We also have chosen several from Joudie Kalla’s Baladi Palestine: A Celebration of Food From Land and Sea (2019), her ode to family, food traditions and homeland. Until very recently, it was one of a handful of Palestinian cookbooks available globally. From the other side of the Mediterranean, Fiona Dunlop’s Andaluz: A Food Journey Through Southern Spain (2019) is her food journey through southern Spain, a travelog of Andalusian chefs who trace Moorish influences on cuisines as vibrant and varied as the land itself, each one an entry in a ledger of cross-cultural exchange that has been going on for 14 centuries. 

Through taste, smell, touch and as an endless subject of conversation, food is one of the most powerful agents of intercultural appreciation.

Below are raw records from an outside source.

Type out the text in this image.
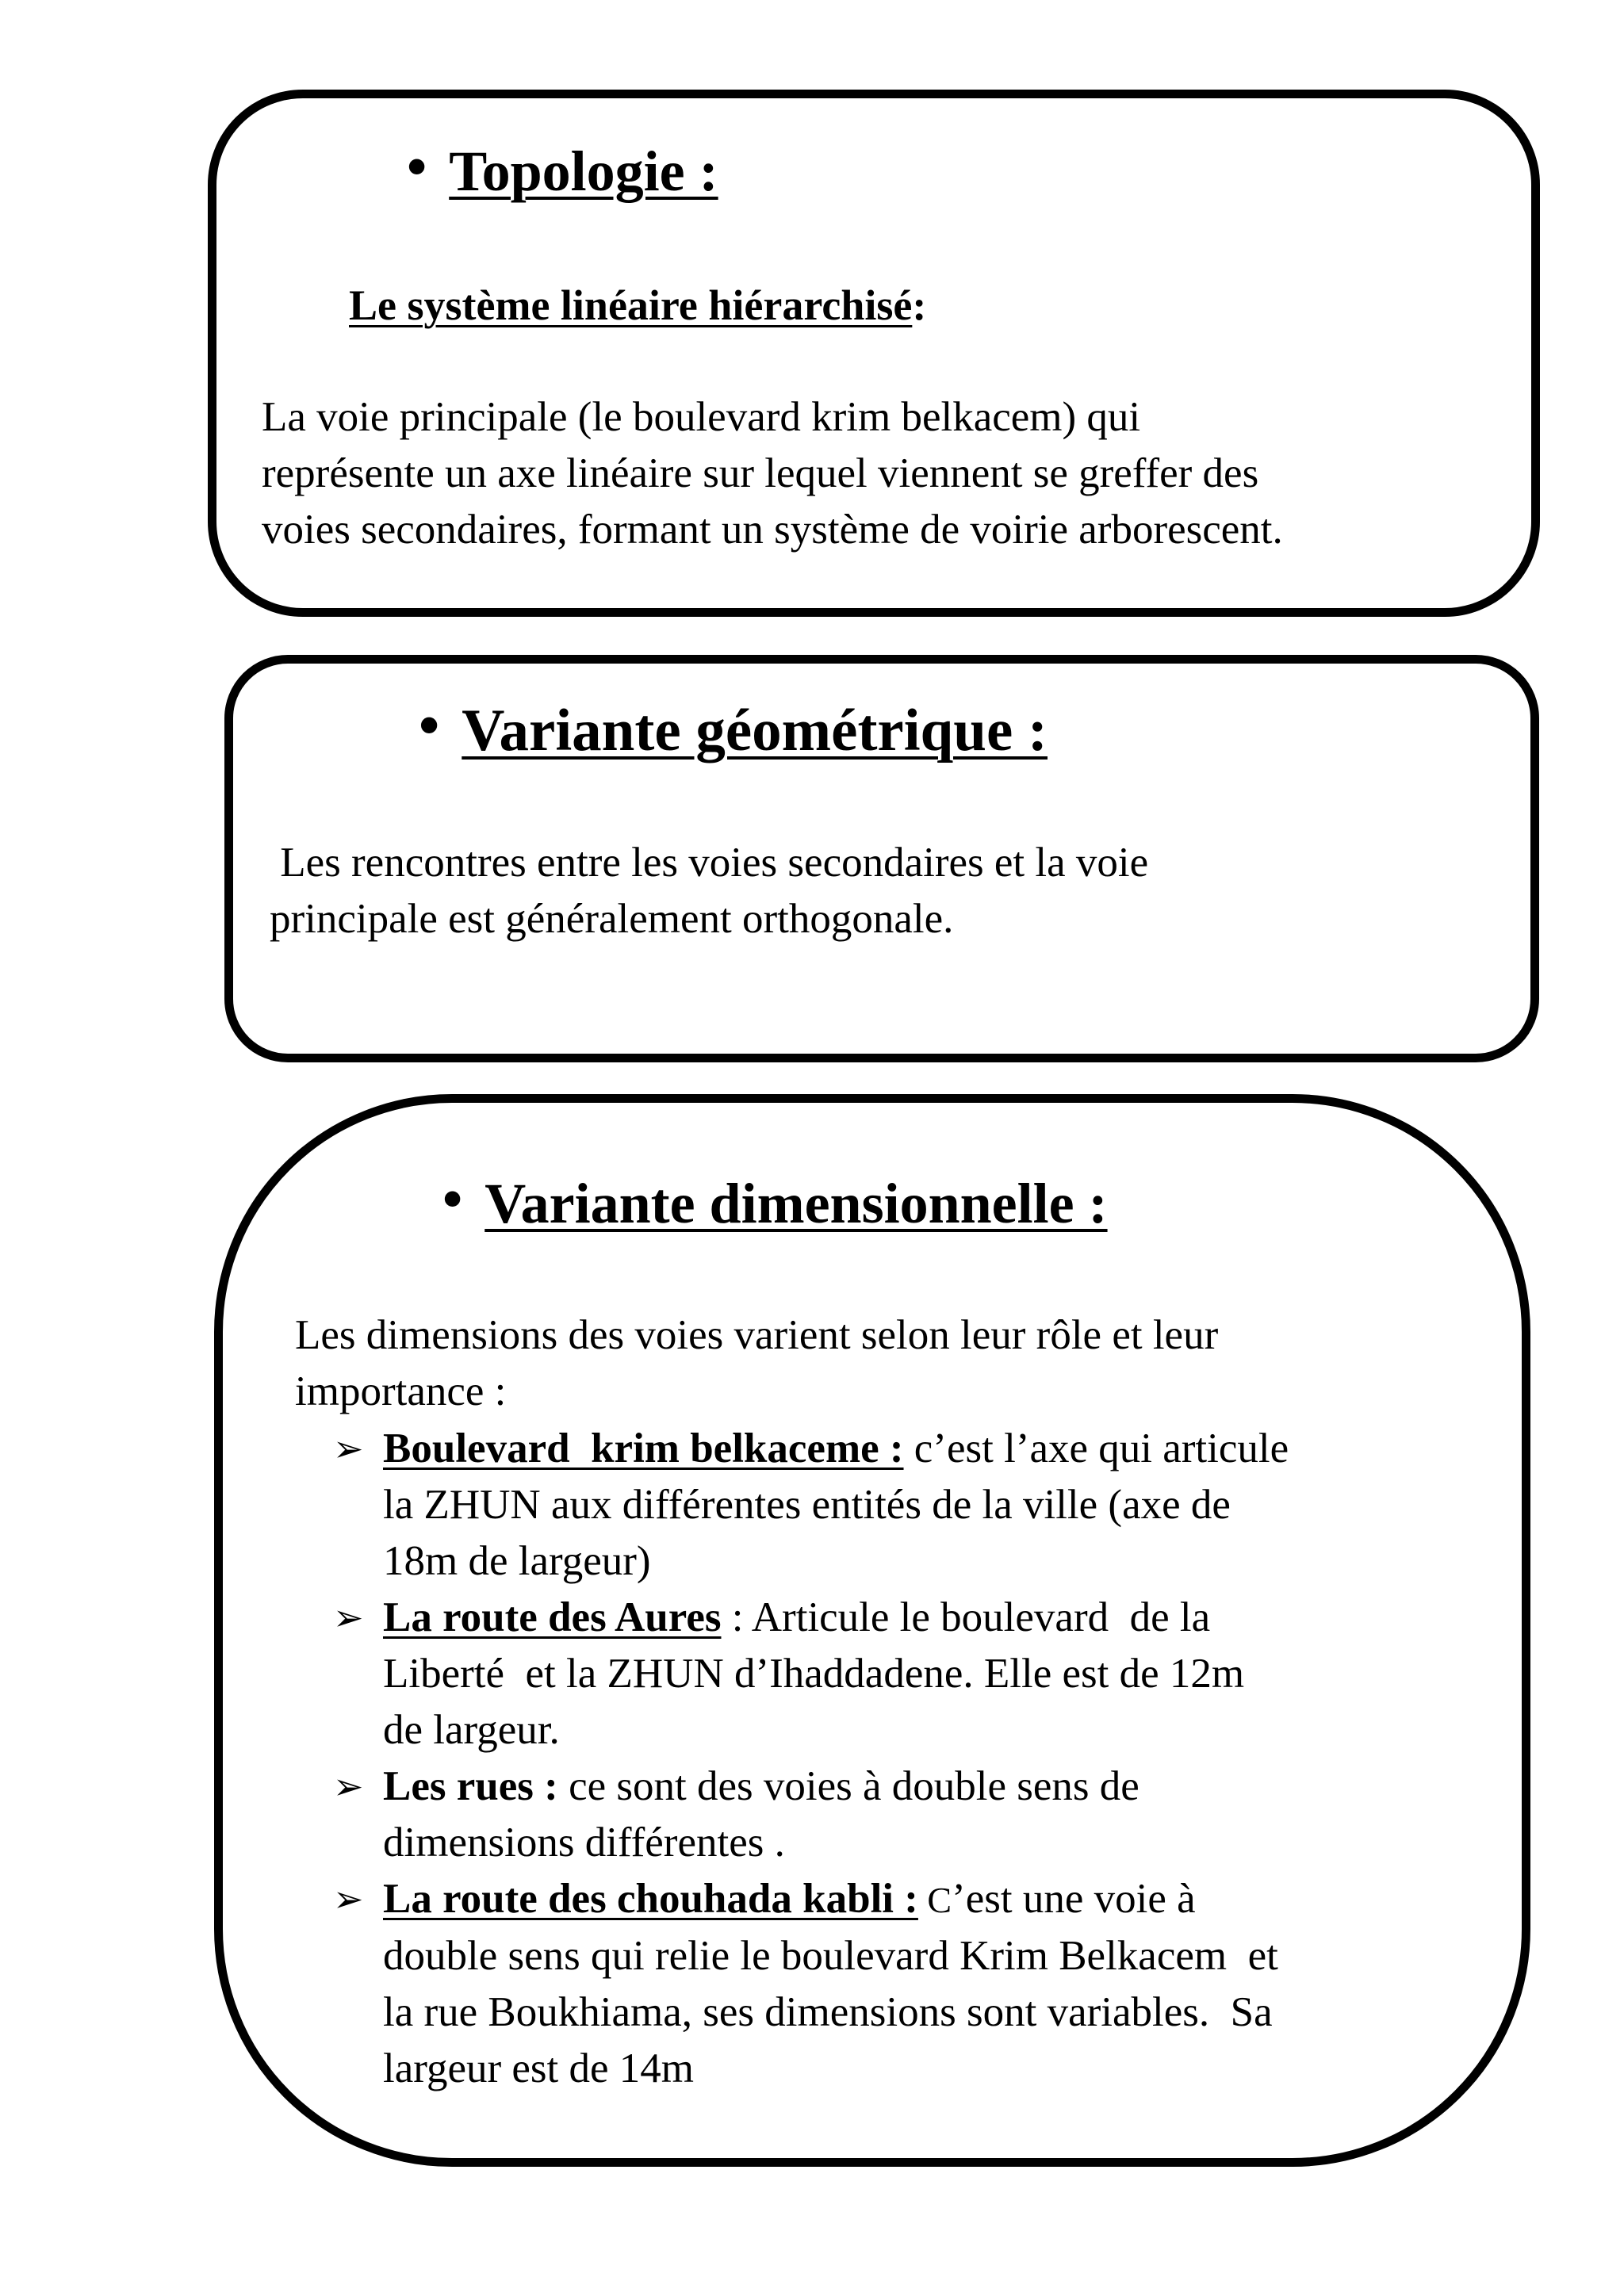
• Topologie :
Le système linéaire hiérarchisé:

La voie principale (le boulevard krim belkacem) qui
représente un axe linéaire sur lequel viennent se greffer des
voies secondaires, formant un système de voirie arborescent.

• Variante géométrique :

Les rencontres entre les voies secondaires et la voie
principale est généralement orthogonale.

• Variante dimensionnelle :

Les dimensions des voies varient selon leur rôle et leur
importance :

➢ Boulevard  krim belkaceme : c’est l’axe qui articule
la ZHUN aux différentes entités de la ville (axe de
18m de largeur)
➢ La route des Aures : Articule le boulevard  de la
Liberté  et la ZHUN d’Ihaddadene. Elle est de 12m
de largeur.
➢ Les rues : ce sont des voies à double sens de
dimensions différentes .
➢ La route des chouhada kabli : C’est une voie à
double sens qui relie le boulevard Krim Belkacem  et
la rue Boukhiama, ses dimensions sont variables.  Sa
largeur est de 14m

Food gives us common ground. Even as the chefs featured here reflect diverse training and cuisines, each of their recipes is rooted in traditions, homelands and childhood memories. Their recipes express who they are. They cook and write to honor, remember, share and preserve traditions and ideas for future generations. Reading their stories side by side, you will find strands of experiences that exemplify the bonds between community and food the world over. In preparing their dishes and learning about these experiences, you can cultivate connections to other people and places. You invite them into your home, and they join your routines and traditions, which become richer for their presence, however brief. 

Practically, this series of recipes—chosen for appeal to both novice and experienced cooks alike—is doubly timely. The global pandemic and shaky economy are inspiring renewed considerations of what is often romanticized as a more “traditional” approach to food: adapting dishes to available ingredients; cooking from scratch; resourcefully limiting food waste; and, most of all, cooking and eating at home. With this comes a deepening awareness of our roles and impacts—starting with the food we purchase, unwrap, peel, slice, chop, fry, boil, bake, serve and, finally, tell stories about. And it’s these stories that keep traditions alive, told now amid sweeping reassessments of how food is reported in books, magazines and online, and who is (and who is not) given a platform to represent it. 

Like opening a book—or turning the page of a calendar to a new month—sharing a meal is a beginning. I welcome you to start sampling these delicious recipes.